In Parks v. Developers Surety & Indemnity Co., Developers Surety and Indemnity Company sued Robert Parks, Jo Ann Parks, and Brinkman Construction on a written indemnity agreement, which had been executed in connection with a surety bond Developers issued on a construction project for the City of Fort Worth.  Developers filed a motion for summary judgment asserting that it conclusively established that the defendants were jointly and severally liable for $371,245.81.  The trial court granted Developers' motion for summary judgment and the defendants appealed.

On appeal, the appellants (formerly defendants) argued for the first time that a provision in the indemnity agreement providing that evidence of an itemized statement of claims or loss paid is prima facie evidence, was unconscionable and void.  The court of appeals first holds that the trial court was entitled to rely upon the contract provision because it was part of the summary judgment record and it did not have to be specifically brought to the trial court's attention.  The court also holds that the appellants' allegation that the contract provision was void, unenforceable, or unconsctionable is a matter in the nature of avoidance and must be affirmatively pleaded under Civil Procedure Rule 94.  Because it was not raised in response to the motion for summary judgment, the court holds that it could not be considered.  The court's opinion may be found here.

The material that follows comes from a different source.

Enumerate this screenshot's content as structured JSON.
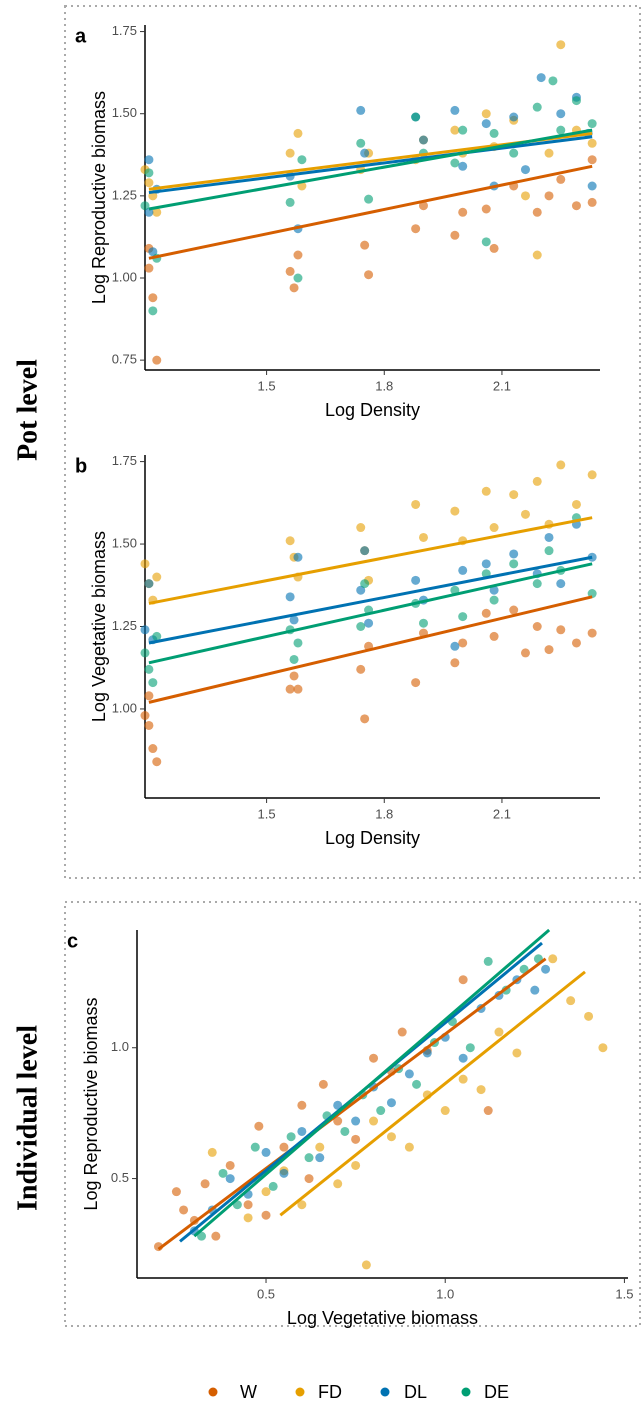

This result regarding the affirmative defense is probably correct, however, I question the citation to Shoemake v. Fogel, Ltd., which is an old case of mine.  I didn't recall the particular ruling referenced by the Dallas Court of Appeals opinion, so I went back to look at it and refresh my memory.   Shoemake involved a failure to plead parental immunity as an affirmative defense and the Supreme Court actually holds that a failure to affirmatively plead parental immunity does not waive the defense.  In fact, the opinion expressly states "Rule 94's requirement of pleading is not absolute."  To the extent the opinion is applicable, it probably supports the opposite conclusion from the one reached in the Parks opinion.